TCP/IP is just a carrier for applications, like e-mail or web page. Simple Mail Transfer Protocol (SMTP) is the application to send email and receive and put into mail account (mail box). POP (Post-Office Protocol) is used to open and read or delete email. It requires user name and password, like a key to open mail box to get regular mail. HTTP (Hyper Text Transfer Protocol) is for web pages written in HTML format (Hyper Text Markup Language).

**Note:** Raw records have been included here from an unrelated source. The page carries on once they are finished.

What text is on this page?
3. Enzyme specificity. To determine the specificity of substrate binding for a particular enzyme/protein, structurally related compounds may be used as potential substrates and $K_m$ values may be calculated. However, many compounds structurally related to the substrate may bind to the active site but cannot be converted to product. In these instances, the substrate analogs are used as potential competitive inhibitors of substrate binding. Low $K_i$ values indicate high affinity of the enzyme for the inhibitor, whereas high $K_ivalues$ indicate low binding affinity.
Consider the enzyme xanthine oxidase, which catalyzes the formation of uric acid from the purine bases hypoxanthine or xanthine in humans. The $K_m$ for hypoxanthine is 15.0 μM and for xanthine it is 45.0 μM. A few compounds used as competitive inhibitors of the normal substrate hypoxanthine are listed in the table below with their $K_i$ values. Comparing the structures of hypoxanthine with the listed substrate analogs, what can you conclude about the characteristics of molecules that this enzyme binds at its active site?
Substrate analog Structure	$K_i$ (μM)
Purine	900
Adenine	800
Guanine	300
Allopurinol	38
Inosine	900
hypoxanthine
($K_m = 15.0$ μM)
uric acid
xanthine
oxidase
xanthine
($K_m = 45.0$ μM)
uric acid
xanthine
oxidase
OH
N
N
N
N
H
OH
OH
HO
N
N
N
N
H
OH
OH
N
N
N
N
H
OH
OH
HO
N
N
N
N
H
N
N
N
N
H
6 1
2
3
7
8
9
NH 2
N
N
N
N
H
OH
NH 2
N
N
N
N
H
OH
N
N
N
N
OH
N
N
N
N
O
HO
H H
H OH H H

TCP is reliable and slow as some extra time for its transfer control to check and re-transmit lost data. It is a daunting task to deal efficiently with issues like time-out in waiting for acknowledgement, duplicate transmit or acknowledge, etc. Low-level network programming (TCP/IP programming) deals with that sort of thing and it has been built into operating system (OS) like UNIX, Window, or real-time OS (RTOS) like Vx-Works. These OS`s have provided us a simple way to do high-level network programming called socket programming for application like SMTP, HTTP, etc. There is a minor difference between socket programming for UNIX, Window and VxWorks in the way to call socket library built into those OS`s. Socket was first created for Unix call BSD socket (Berkeley Software Distribution) in University of California Berkeley, then window and VxWorks sockets followed. OS developers are interested in TCP/IP programming, while we focus on socket programming. We are going to have some basic code for window socket (winsock) as we believe even Unix users also have Window PC.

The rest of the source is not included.